The idiomatic auto-run footer is therefore a small segment writing the entry-point address into the reset vector:
FF FC FF FD ; segment loading into $FFFC..$FFFD
00 20 ; reset vector = $2000
Files that omit the reset-vector load successfully but do not start running — a useful posture for libraries, overlays, and data-only .xex images.
RUNAD / INITAD Compatibility Note¶
The classic Atari XEX vectors RUNAD ($02E0–$02E1) and INITAD ($02E2–$02E3) are not honored by the X65 loader. A .xex that relies on writing those addresses to start or hook execution will load its bytes successfully but will not run. Port such code by emitting an extra segment that writes the entry point to $FFFC–$FFFD instead.
Worked Example¶
A minimal auto-running program — load $42 into A at address $2000, then run from there:
FF FF ; magic (required, first segment only mandatory)

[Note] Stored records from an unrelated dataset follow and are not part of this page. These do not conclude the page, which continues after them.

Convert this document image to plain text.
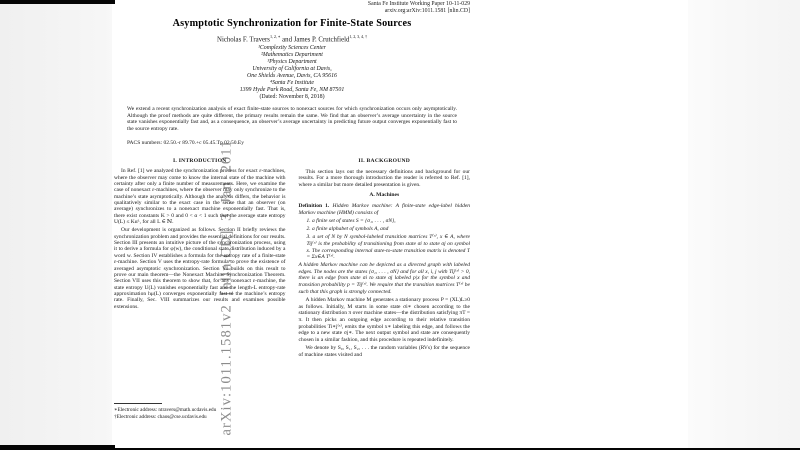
arXiv:1011.1581v2 [nlin.CD] 3 Jan 2011
Santa Fe Institute Working Paper 10-11-029
arxiv.org:arXiv:1011.1581 [nlin.CD]
Asymptotic Synchronization for Finite-State Sources
Nicholas F. Travers$^{1, 2, ∗}$ and James P. Crutchfield$^{1, 2, 3, 4, \dagger}$
¹Complexity Sciences Center
²Mathematics Department
³Physics Department
University of California at Davis,
One Shields Avenue, Davis, CA 95616
⁴Santa Fe Institute
1399 Hyde Park Road, Santa Fe, NM 87501
(Dated: November 8, 2018)
We extend a recent synchronization analysis of exact finite-state sources to nonexact sources for which synchronization occurs only asymptotically. Although the proof methods are quite different, the primary results remain the same. We find that an observer’s average uncertainty in the source state vanishes exponentially fast and, as a consequence, an observer’s average uncertainty in predicting future output converges exponentially fast to the source entropy rate.
PACS numbers: 02.50.-r 89.70.+c 05.45.Tp 02.50.Ey
I. INTRODUCTION

In Ref. [1] we analyzed the synchronization process for exact ε-machines, where the observer may come to know the internal state of the machine with certainty after only a finite number of measurements. Here, we examine the case of nonexact ε-machines, where the observer may only synchronize to the machine’s state asymptotically. Although the analysis differs, the behavior is qualitatively similar to the exact case in the sense that an observer (on average) synchronizes to a nonexact machine exponentially fast. That is, there exist constants K > 0 and 0 < α < 1 such that the average state entropy U(L) ≤ Kαᴸ, for all L ∈ ℕ.

Our development is organized as follows. Section II briefly reviews the synchronization problem and provides the essential definitions for our results. Section III presents an intuitive picture of the synchronization process, using it to derive a formula for φ(w), the conditional state distribution induced by a word w. Section IV establishes a formula for the entropy rate of a finite-state ε-machine. Section V uses the entropy-rate formula to prove the existence of averaged asymptotic synchronization. Section VI builds on this result to prove our main theorem—the Nonexact Machine Synchronization Theorem. Section VII uses this theorem to show that, for any nonexact ε-machine, the state entropy U(L) vanishes exponentially fast and the length-L entropy-rate approximation hμ(L) converges exponentially fast to the machine’s entropy rate. Finally, Sec. VIII summarizes our results and examines possible extensions.

∗Electronic address: ntravers@math.ucdavis.edu
†Electronic address: chaos@cse.ucdavis.edu
II. BACKGROUND

This section lays out the necessary definitions and background for our results. For a more thorough introduction the reader is referred to Ref. [1], where a similar but more detailed presentation is given.

A. Machines

Definition 1. Hidden Markov machine: A finite-state edge-label hidden Markov machine (HMM) consists of

1. a finite set of states S = {σ₁, . . . , σN},

2. a finite alphabet of symbols A, and

3. a set of N by N symbol-labeled transition matrices T⁽ˣ⁾, x ∈ A, where Tij⁽ˣ⁾ is the probability of transitioning from state σi to state σj on symbol x. The corresponding internal state-to-state transition matrix is denoted T = Σx∈A T⁽ˣ⁾.

A hidden Markov machine can be depicted as a directed graph with labeled edges. The nodes are the states {σ₁, . . . , σN} and for all x, i, j with Tij⁽ˣ⁾ > 0, there is an edge from state σi to state σj labeled p|x for the symbol x and transition probability p = Tij⁽ˣ⁾. We require that the transition matrices T⁽ˣ⁾ be such that this graph is strongly connected.

A hidden Markov machine M generates a stationary process P = (XL)L≥0 as follows. Initially, M starts in some state σi∗ chosen according to the stationary distribution π over machine states—the distribution satisfying πT = π. It then picks an outgoing edge according to their relative transition probabilities Ti∗j⁽ˣ⁾, emits the symbol x∗ labeling this edge, and follows the edge to a new state σj∗. The next output symbol and state are consequently chosen in a similar fashion, and this procedure is repeated indefinitely.

We denote by S₀, S₁, S₂, . . . the random variables (RVs) for the sequence of machine states visited and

00 20 01 20 ; start=$2000, end=$2001
A9 42 ; payload: LDA #$42
FF FC FF FD ; reset-vector segment header
00 20 ; reset vector = $2000 → run after load
Inspecting .xex Files in a Hex Editor¶
The ImHex hex editor (https://imhex.werwolv.net) ships an XEX pattern in its built-in Content Store that highlights segment headers, start/end addresses, and payload boundaries directly on the hex view. Install it via Help → Content Store → search “XEX” → Install; opening any .xex in ImHex afterwards turns the file into a colour-coded structural view, which is the fastest way to confirm that a build matches the layout described above. The pattern follows the Atari layout — the X65-specific $FFFE bank-switch sentinel and $FC00/bank-$00 HELP/INFO segments appear as ordinary segments in the colouring; their meaning is implicit from their addresses.